Tilly was over the moon. "Yes!"
"How were the spores exposed to temporal radiation in the first place?" said Groves. He seemed to have no trouble following any of the science. Mischkelovitz stood deep in thought, saying nothing in response to this question.
"Perhaps Dr. Mischkelovitz and I could investigate this question while Lieutenant Stamets and the cadet devise a way to create an 'anti-spore,'" said Saru.
"If we're right about this, we could prove chronitons exist!" exclaimed Tilly.
"That's already proven," said Mischkelovitz.
Egorova shook her head. "I'd have heard if chronitons were proven.
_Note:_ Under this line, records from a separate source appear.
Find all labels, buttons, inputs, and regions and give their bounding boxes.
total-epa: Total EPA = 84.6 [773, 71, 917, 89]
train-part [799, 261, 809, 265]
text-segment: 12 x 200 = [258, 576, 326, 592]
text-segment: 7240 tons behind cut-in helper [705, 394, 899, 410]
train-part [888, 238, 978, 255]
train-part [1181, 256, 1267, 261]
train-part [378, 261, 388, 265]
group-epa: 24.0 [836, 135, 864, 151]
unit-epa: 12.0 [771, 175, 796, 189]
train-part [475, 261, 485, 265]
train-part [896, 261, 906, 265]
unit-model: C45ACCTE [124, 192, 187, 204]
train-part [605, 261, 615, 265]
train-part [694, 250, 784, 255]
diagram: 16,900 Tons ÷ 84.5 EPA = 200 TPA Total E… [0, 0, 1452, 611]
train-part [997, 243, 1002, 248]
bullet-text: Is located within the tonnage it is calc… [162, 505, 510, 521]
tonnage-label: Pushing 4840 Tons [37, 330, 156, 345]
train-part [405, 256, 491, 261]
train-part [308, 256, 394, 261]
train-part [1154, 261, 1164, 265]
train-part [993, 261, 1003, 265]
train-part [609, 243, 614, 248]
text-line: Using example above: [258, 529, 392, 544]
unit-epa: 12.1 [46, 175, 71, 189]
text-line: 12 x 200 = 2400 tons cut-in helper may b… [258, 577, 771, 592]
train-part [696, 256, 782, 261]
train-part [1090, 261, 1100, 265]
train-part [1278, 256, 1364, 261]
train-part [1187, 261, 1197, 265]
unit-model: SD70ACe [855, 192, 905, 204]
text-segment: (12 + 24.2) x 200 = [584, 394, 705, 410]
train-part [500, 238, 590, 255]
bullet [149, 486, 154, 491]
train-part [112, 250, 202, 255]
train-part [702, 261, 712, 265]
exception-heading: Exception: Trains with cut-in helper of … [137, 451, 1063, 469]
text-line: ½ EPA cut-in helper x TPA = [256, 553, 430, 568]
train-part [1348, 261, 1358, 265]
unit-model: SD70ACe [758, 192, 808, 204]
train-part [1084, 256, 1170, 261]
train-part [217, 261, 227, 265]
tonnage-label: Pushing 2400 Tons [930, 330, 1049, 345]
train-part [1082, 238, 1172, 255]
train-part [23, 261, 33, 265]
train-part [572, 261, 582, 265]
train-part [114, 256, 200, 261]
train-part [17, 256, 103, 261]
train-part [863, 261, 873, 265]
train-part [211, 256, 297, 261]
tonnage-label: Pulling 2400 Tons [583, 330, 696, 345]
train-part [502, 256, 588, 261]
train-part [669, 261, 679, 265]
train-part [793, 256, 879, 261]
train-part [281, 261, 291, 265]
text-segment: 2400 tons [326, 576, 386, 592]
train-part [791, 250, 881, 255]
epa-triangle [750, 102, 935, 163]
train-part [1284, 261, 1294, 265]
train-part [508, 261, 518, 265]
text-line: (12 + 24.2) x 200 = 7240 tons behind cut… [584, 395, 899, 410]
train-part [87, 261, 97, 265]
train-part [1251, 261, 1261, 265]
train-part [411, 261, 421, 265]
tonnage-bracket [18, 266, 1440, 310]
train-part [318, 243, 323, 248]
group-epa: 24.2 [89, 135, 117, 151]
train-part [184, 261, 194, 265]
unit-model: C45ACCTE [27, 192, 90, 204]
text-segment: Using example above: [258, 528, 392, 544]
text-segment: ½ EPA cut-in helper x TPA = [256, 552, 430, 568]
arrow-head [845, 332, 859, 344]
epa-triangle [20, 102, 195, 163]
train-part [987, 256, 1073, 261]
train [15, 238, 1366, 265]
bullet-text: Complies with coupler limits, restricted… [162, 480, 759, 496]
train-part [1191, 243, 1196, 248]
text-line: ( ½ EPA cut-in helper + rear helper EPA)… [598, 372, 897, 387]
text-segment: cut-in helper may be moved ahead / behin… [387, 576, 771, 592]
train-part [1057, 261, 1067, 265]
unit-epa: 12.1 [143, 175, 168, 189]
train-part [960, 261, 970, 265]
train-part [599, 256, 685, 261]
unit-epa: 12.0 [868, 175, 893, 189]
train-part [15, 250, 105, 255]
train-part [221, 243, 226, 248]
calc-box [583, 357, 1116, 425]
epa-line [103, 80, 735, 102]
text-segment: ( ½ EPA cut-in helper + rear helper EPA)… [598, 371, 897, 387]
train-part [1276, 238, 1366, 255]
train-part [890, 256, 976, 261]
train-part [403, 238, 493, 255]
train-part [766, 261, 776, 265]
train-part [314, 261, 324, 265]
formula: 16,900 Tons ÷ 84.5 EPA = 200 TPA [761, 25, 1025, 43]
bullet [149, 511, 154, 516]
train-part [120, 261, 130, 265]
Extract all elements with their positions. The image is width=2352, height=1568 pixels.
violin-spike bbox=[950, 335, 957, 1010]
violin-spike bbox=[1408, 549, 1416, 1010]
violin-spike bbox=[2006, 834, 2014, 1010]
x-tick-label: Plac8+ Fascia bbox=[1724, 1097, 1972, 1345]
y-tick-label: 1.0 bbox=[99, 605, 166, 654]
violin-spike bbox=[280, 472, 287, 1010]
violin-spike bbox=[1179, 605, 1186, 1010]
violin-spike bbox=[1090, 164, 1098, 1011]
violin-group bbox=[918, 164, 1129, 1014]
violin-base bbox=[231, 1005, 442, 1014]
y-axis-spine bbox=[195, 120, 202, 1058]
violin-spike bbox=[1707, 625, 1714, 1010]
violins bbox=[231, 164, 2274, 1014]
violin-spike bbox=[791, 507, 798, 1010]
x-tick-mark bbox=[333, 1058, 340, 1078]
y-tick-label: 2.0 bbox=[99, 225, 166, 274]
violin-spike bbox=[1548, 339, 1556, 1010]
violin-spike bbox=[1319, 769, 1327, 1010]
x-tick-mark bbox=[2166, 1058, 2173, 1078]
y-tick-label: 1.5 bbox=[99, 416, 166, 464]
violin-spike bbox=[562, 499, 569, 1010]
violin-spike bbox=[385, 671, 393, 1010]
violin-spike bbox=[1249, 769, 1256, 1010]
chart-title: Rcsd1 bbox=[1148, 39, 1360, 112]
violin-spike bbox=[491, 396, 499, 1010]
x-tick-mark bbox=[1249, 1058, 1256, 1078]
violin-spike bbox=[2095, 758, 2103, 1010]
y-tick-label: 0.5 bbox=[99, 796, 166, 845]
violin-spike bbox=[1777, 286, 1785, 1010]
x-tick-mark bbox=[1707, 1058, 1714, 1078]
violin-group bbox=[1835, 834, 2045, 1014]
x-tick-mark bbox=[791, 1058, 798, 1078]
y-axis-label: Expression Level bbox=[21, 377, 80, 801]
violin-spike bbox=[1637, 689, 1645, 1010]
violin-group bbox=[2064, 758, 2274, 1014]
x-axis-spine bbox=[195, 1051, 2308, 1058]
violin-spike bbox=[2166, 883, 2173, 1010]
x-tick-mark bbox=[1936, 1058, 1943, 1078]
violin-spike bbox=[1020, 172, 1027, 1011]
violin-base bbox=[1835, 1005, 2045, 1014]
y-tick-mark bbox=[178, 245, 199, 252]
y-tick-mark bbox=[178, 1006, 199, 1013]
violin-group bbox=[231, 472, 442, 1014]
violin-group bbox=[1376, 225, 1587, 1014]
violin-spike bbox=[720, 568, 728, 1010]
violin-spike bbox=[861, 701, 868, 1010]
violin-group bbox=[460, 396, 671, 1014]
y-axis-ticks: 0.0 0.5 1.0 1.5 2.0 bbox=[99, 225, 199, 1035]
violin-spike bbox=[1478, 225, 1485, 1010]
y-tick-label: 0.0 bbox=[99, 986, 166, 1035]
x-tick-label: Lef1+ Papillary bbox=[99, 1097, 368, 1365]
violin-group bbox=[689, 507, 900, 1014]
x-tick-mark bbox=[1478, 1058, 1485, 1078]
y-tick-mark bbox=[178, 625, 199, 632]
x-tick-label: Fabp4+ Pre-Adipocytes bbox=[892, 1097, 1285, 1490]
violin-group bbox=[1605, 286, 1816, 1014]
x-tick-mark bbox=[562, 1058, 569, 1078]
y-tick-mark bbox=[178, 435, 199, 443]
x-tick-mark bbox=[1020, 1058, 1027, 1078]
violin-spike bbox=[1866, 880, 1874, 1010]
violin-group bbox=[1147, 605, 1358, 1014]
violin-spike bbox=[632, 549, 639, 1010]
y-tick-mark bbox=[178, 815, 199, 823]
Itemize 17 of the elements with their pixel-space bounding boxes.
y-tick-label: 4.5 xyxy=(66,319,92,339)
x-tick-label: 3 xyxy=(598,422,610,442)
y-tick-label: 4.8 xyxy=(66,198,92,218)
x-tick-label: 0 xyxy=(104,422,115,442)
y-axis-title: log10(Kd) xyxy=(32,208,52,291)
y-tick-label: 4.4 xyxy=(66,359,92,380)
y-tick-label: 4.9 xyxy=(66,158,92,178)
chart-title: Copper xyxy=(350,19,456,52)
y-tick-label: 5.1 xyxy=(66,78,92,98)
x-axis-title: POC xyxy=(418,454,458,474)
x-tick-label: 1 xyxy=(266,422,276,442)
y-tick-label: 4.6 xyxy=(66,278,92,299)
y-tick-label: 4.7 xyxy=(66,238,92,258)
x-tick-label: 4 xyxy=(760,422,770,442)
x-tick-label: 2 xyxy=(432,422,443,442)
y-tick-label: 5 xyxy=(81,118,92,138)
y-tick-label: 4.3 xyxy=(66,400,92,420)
If anything, we're just gonna prove that mushroom spores are unpredictable, or we got a bad batch, or the mycelial plane we've been traveling through has some temporal mechanics we haven't properly accounted for yet."
"My spores are not the issue," said Stamets defensively.
"Are we all on board with Tilly's plan?" asked Lorca, looking to head off a fight between the scientists.
"I'd like my team to continue research into the field mechanics area," said Egorova.
"Granted," said Lorca. "And Kumar, as a backup, draw up schematics for as many devices as you like, but focus on resource rationing. Just in case our plan A is no good. Everyone know what they're doing?" The assembled scientists responded with nods and words of assent. Lorca clapped his hands and then spread them, palms up. "Then go."